A PhantomJS script that crawls AJAX-sites using #!/
-syntax and generating
static HTML-sites in a _escaped_fragment_
-directory.
Search bots does not implement modern HTML, CSS and JavaScript. Thus we need to give these bots a helping hand and generate static snapshots of our sites.
Google describes the technique at Making AJAX Applications Crawlable.
Run
phantomjs --load-images=no --web-security=no crawler.js http://example.com
where http://example.com
is your AJAX-site, or
phantomjs --load-images=no --web-security=no crawler.js --ignore somePatters http://example.com
where somePattern
is a RegExp pattern over the URLs that will be ignored.

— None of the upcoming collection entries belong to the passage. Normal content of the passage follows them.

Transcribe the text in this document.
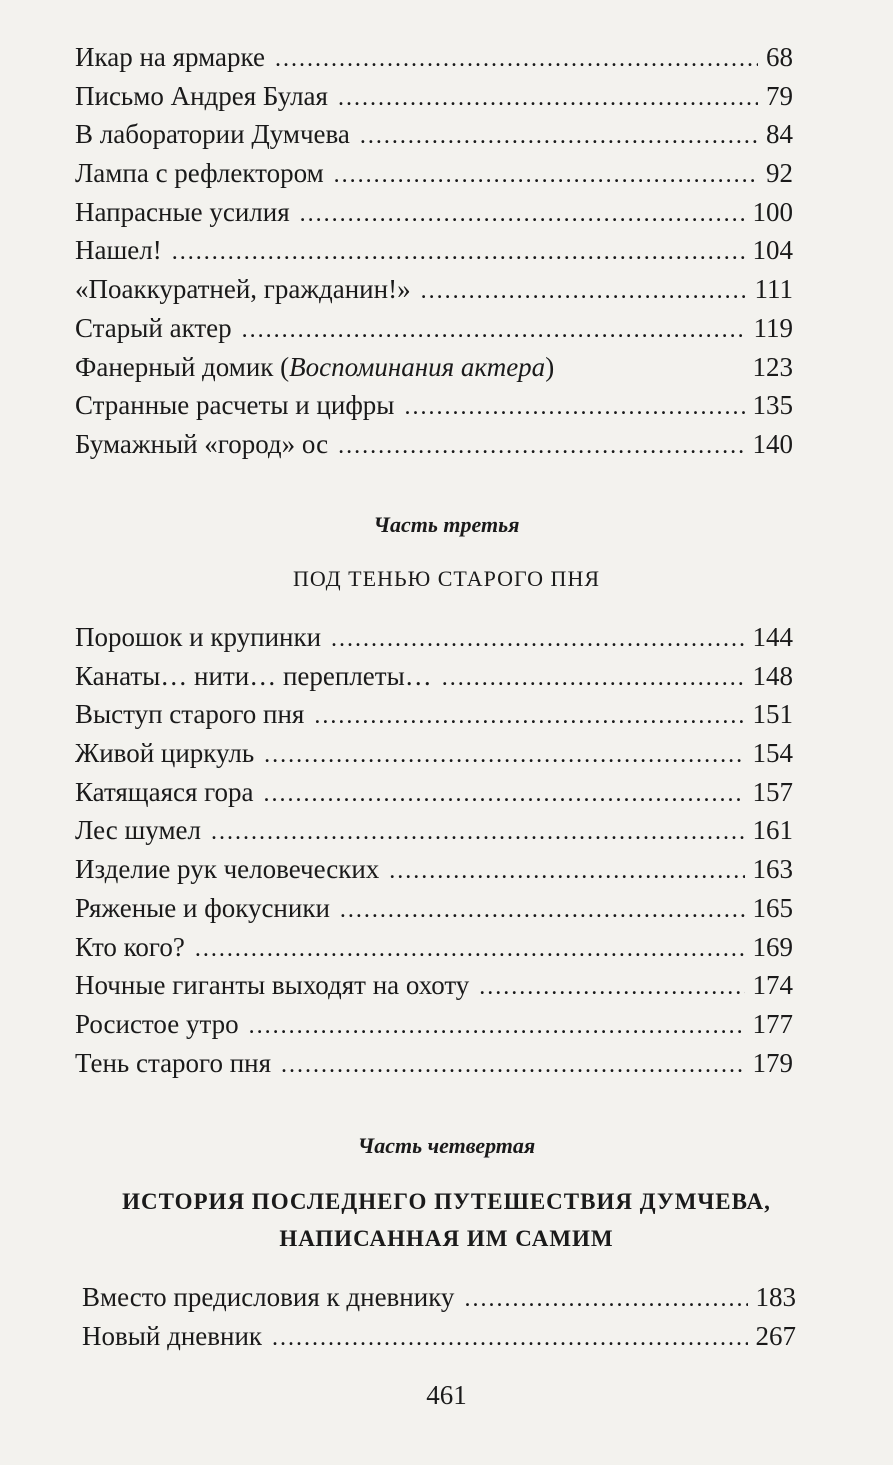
Икар на ярмарке .....	68
Письмо Андрея Булая .....	79
В лаборатории Думчева .....	84
Лампа с рефлектором .....	92
Напрасные усилия .....	100
Нашел! .....	104
«Поаккуратней, гражданин!» .....	111
Старый актер .....	119
Фанерный домик (Воспоминания актера)	123
Странные расчеты и цифры .....	135
Бумажный «город» ос .....	140

Часть третья

ПОД ТЕНЬЮ СТАРОГО ПНЯ

Порошок и крупинки .....	144
Канаты… нити… переплеты… .....	148
Выступ старого пня .....	151
Живой циркуль .....	154
Катящаяся гора .....	157
Лес шумел .....	161
Изделие рук человеческих .....	163
Ряженые и фокусники .....	165
Кто кого? .....	169
Ночные гиганты выходят на охоту .....	174
Росистое утро .....	177
Тень старого пня .....	179

Часть четвертая

ИСТОРИЯ ПОСЛЕДНЕГО ПУТЕШЕСТВИЯ ДУМЧЕВА,

НАПИСАННАЯ ИМ САМИМ

Вместо предисловия к дневнику .....	183
Новый дневник .....	267

461
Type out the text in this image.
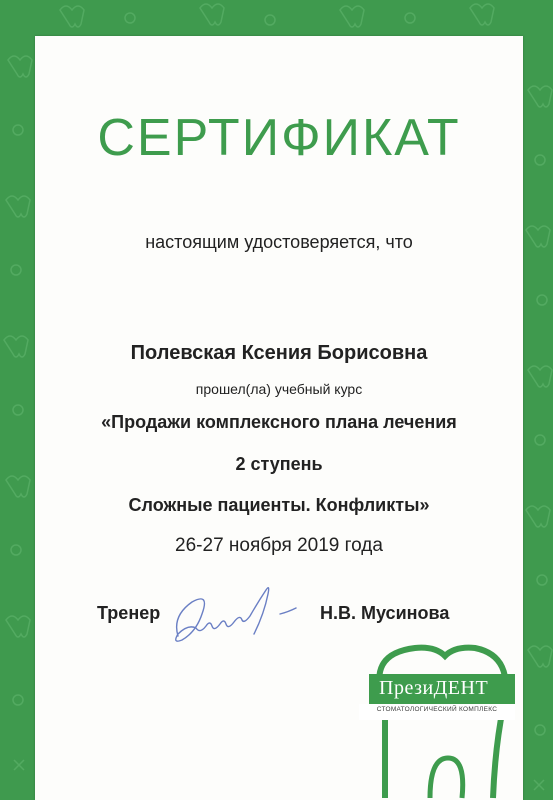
СЕРТИФИКАТ
настоящим удостоверяется, что
Полевская Ксения Борисовна
прошел(ла) учебный курс
«Продажи комплексного плана лечения
2 ступень
Сложные пациенты. Конфликты»
26-27 ноября 2019 года
Тренер	Н.В. Мусинова
ПрезиДЕНТ
СТОМАТОЛОГИЧЕСКИЙ КОМПЛЕКС
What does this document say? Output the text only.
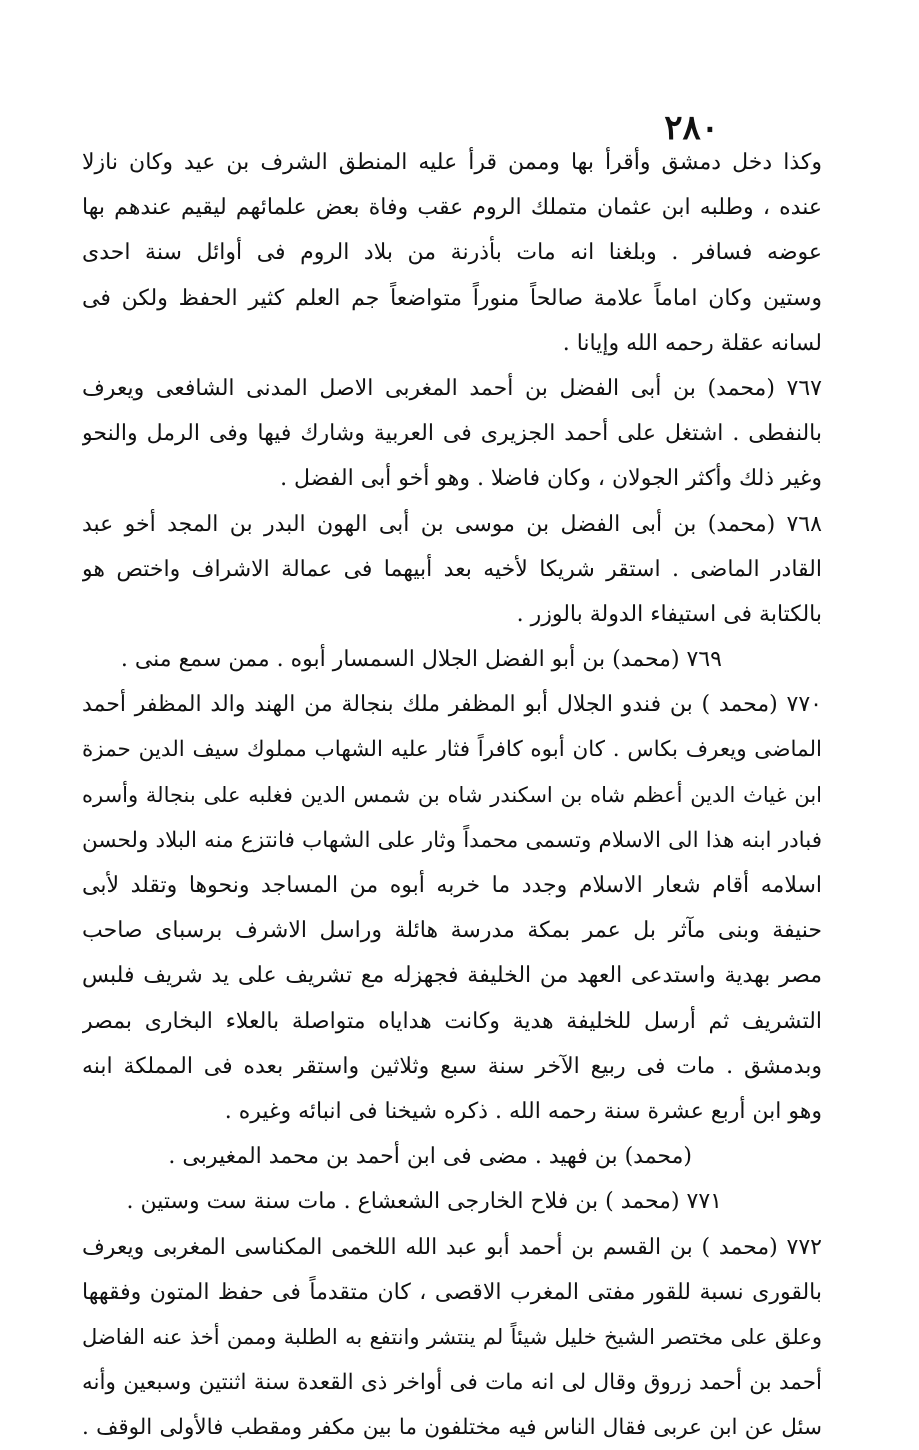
٢٨٠
وكذا دخل دمشق وأقرأ بها وممن قرأ عليه المنطق الشرف بن عيد وكان نازلا
عنده ، وطلبه ابن عثمان متملك الروم عقب وفاة بعض علمائهم ليقيم عندهم بها
عوضه فسافر . وبلغنا انه مات بأذرنة من بلاد الروم فى أوائل سنة احدى
وستين وكان اماماً علامة صالحاً منوراً متواضعاً جم العلم كثير الحفظ ولكن فى
لسانه عقلة رحمه الله وإيانا .
٧٦٧ (محمد) بن أبى الفضل بن أحمد المغربى الاصل المدنى الشافعى ويعرف
بالنفطى . اشتغل على أحمد الجزيرى فى العربية وشارك فيها وفى الرمل والنحو
وغير ذلك وأكثر الجولان ، وكان فاضلا . وهو أخو أبى الفضل .
٧٦٨ (محمد) بن أبى الفضل بن موسى بن أبى الهون البدر بن المجد أخو عبد
القادر الماضى . استقر شريكا لأخيه بعد أبيهما فى عمالة الاشراف واختص هو
بالكتابة فى استيفاء الدولة بالوزر .
٧٦٩ (محمد) بن أبو الفضل الجلال السمسار أبوه . ممن سمع منى .
٧٧٠ (محمد ) بن فندو الجلال أبو المظفر ملك بنجالة من الهند والد المظفر أحمد
الماضى ويعرف بكاس . كان أبوه كافراً فثار عليه الشهاب مملوك سيف الدين حمزة
ابن غياث الدين أعظم شاه بن اسكندر شاه بن شمس الدين فغلبه على بنجالة وأسره
فبادر ابنه هذا الى الاسلام وتسمى محمداً وثار على الشهاب فانتزع منه البلاد ولحسن
اسلامه أقام شعار الاسلام وجدد ما خربه أبوه من المساجد ونحوها وتقلد لأبى
حنيفة وبنى مآثر بل عمر بمكة مدرسة هائلة وراسل الاشرف برسباى صاحب
مصر بهدية واستدعى العهد من الخليفة فجهزله مع تشريف على يد شريف فلبس
التشريف ثم أرسل للخليفة هدية وكانت هداياه متواصلة بالعلاء البخارى بمصر
وبدمشق . مات فى ربيع الآخر سنة سبع وثلاثين واستقر بعده فى المملكة ابنه
وهو ابن أربع عشرة سنة رحمه الله . ذكره شيخنا فى انبائه وغيره .
(محمد) بن فهيد . مضى فى ابن أحمد بن محمد المغيربى .
٧٧١ (محمد ) بن فلاح الخارجى الشعشاع . مات سنة ست وستين .
٧٧٢ (محمد ) بن القسم بن أحمد أبو عبد الله اللخمى المكناسى المغربى ويعرف
بالقورى نسبة للقور مفتى المغرب الاقصى ، كان متقدماً فى حفظ المتون وفقهها
وعلق على مختصر الشيخ خليل شيئاً لم ينتشر وانتفع به الطلبة وممن أخذ عنه الفاضل
أحمد بن أحمد زروق وقال لى انه مات فى أواخر ذى القعدة سنة اثنتين وسبعين وأنه
سئل عن ابن عربى فقال الناس فيه مختلفون ما بين مكفر ومقطب فالأولى الوقف .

Crawler.js will visit the page, wait for it to render, and then
- store the visible HTML
- find all
#!/
-links on your site - visit every link recursively
Crawler.js will only visit the pages that are inside the page you supplied as the start argument to crawler.js.
Create a file .htaccess
in the same folder as your AJAX-site (where you should store your escaped fragments)
and add these lines
RewriteEngine On
RewriteCond %{QUERY_STRING} ^_escaped_fragment_=$
RewriteRule ^(.*)$ _escaped_fragment_$1/index.html? [L]
RewriteCond %{QUERY_STRING} ^_escaped_fragment_=(.*)$
RewriteRule ^(.*)$ _escaped_fragment_$1/%1/index.html? [L]
to the file. It will redirect all URLs with the parameter _escaped_fragment_
to the corresponding web site.